= Geology of South Georgia and the South Sandwich Islands =

South Georgia and the South Sandwich Islands are parts of the largely submerged Scotia Ridge in the South Atlantic Ocean. They were formed during the Jurassic era due to tectonic movement followed by intense volcanic activity. Further shifting of tectonic plates and subduction along the ocean, resulted in the upliftment the islands later.

== Formation ==
South Georgia and the South Sandwich Islands are parts of the largely submerged Scotia Ridge in the South Atlantic Ocean. It consists of a curved chain of mountains and underwater ridges which link the southern Andes to the Antarctic Peninsula. It was formed from the breakup of the supercontinent Gondwana during the Jurassic era, due to tectonic movement followed by intense volcanic activity. During mid-Cretaceous period, the shifting of tectonic plates caused an upliftment along the Pacific ocean, which formed the northern and southern end of the ridges. The South Sandwich Islands arc developed due to westward subduction of the ridge beneath the ocean floor between South America and Antarctica during the Neogene period.

==South Sandwich Islands==
The South Sandwich Islands are remote, volcanic islands formed by subduction at the eastern edge of the Scotia Sea. Geological research of the islands show three stages of development. A large sediment mount probably caused by the collapse of the flanks, over which the caldera is nested in a deeply faulted structure. There are several cones atop them likely formed from renewed volcanic activity after the caldera was formed.
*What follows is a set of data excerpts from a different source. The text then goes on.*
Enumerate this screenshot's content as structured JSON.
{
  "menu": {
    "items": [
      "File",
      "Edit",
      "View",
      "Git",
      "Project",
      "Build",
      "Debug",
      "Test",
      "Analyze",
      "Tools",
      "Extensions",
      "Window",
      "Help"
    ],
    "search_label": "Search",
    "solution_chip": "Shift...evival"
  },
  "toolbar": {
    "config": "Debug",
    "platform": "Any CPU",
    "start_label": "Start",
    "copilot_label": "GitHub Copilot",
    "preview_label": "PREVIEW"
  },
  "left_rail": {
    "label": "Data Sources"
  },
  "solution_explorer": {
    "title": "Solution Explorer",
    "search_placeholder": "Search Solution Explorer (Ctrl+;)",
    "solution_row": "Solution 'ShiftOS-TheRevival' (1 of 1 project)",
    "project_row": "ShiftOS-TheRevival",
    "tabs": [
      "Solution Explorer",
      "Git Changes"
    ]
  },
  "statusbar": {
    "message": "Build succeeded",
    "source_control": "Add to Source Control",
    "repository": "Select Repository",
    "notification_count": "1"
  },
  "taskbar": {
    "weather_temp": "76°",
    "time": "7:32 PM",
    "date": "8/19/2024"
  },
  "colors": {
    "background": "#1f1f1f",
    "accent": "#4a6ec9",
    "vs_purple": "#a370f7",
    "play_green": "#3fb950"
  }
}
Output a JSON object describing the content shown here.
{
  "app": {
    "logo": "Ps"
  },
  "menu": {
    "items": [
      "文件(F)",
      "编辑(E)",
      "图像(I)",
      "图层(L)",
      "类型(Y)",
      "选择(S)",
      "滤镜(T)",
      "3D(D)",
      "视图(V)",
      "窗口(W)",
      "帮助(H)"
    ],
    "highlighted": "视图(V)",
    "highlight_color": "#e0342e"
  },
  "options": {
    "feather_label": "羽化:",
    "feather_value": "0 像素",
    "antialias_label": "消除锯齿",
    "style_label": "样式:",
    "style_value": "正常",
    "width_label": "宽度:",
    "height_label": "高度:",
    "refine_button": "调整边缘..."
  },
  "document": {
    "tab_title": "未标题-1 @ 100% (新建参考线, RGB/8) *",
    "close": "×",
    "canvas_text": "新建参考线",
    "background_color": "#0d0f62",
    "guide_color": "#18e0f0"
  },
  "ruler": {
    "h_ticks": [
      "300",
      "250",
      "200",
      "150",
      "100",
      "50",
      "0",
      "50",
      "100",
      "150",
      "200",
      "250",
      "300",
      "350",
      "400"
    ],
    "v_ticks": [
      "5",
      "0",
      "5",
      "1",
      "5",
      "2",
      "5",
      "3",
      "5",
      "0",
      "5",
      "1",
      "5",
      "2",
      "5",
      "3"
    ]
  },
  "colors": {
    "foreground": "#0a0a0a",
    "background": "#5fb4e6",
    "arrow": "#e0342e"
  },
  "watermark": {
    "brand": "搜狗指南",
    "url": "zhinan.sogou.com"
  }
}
The surrounding ocean has a low-salinity on the surface likely due to meltwater from the ice caps on the islands due to warming and geothermal heat from volcanic activity beneath the ice.

==South Georgia==
South Georgia is an isolated island located in the South Atlantic Ocean and forms the largest island in the northern Scotia ridge. Much of the island as formed by several layers of sandstone and mudstone formed by volcanic activity from the Cretaceous period. The rocks were then deformed by uneven folding and thrusting toward the northeast part of the ridge, creating multiple layers. In the southeast of the island, a major shear zone separates two groups of rock formations. These include several dikes, gneiss rocks, and granite formed probably during the Triassic period.

The island of South Georgia is unusual among oceanic islands for having pre-Cretaceous sedimentary rocks underlying much of the island and a significant portion of felsic igneous rocks. Two-thirds of the island consists of intensely folded flysch, capped with Aptian age fossils, tuff and greywacke in the Cumberland Bay Series. The series includes slate, phyllite, conglomerate, siltstone and sandstone. In the west are basalt flows, pillowed spilite, prehnite and trachyandesite, as well as shale with radiolarite fossils.

Uranium-lead dating of zircon and muscovite grains from the southern Andes and South Georgia (gathered from the peraluminous Darwin granite suite and undersea Tobifera Formation rhyolite) indicates that the rocks formed during the middle Jurassic. The grains were likely remnant from 1.5 billion years ago. The fragmentation of the Gondwana supercontinent is preserved in an ophiolite in the Rocas Verdes marginal basin—part of the Larsen Harbour complex on South Georgia. As the continent fragmented, oceanic crust formed in the Weddell Sea in the Middle Jurassic. The ridge's Beagle granite suite has complicated uranium-lead data. Feldspar phenocrysts formed in cracks within the Beagle granite pluton, likely related to the tectonism affecting the high-grade metamorphic rocks of the Cordillera Darwin in Tierra del Fuego.